(a) Prepare a "slot well" by joining 4-6 wells together. If necessary, the slot-well can be extended anteriorly to provide more space for the plug pieces. Seal the bottom of the slot-well with a thin layer of melted agarose.

(b) Place plug pieces into the slot-well. Load the PFGE lambda ladder in wells flanking the slot well. Seal all wells with melted agarose.

(c) Divide the gel into three pieces as shown. The two flanking pieces should each contain a small part of the slot well as well as a DNA ladder. Stain the flanking pieces with ethidium bromide. Do not stain the center piece (the gel piece containing most of the genomic DNA).
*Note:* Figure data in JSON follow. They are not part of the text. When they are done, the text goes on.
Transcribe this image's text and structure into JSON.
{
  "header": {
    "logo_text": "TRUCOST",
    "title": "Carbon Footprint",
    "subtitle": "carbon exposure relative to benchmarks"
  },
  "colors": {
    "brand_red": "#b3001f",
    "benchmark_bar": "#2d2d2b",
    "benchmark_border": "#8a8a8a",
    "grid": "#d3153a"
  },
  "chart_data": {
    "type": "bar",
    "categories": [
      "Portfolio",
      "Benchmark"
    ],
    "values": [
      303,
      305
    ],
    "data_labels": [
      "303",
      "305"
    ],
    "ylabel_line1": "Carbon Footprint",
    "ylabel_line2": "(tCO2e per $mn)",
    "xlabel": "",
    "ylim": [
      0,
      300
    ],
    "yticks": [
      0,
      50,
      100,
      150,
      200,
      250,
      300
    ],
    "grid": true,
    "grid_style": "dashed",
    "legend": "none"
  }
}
(d) Align the stained flanking gel pieces and examine on a UV light box. If the digestion worked as planned, most of the genomic DNA should lie between 100 and 350 kb. Using a scalpel, make incisions in the flanking pieces marking the 100 kb and 350 kb borders (pink and green lines, respectively).

(e) Reconstruct the gel by placing the unstained center pieces between the two flanking gel pieces. Extend the incisions at 125 kb and 350 kb on the flanking pieces into the center gel piece (green and pink lines).

(f) Cut the center gel piece transversely to connect the two incisions marking 100 kb (pink line) and the two incisions at 350 kb (green line). Stain the resulting upper and lower pieces. The center block will be used in the second size selection.

(g) Cut the center gel block (containing unstained DNA between 100 and 350 kb) transversely at two spots to produce three agarose blocks of roughly equal size. These blocks (from bottom to top) are referred to as x, y, and z, respectively.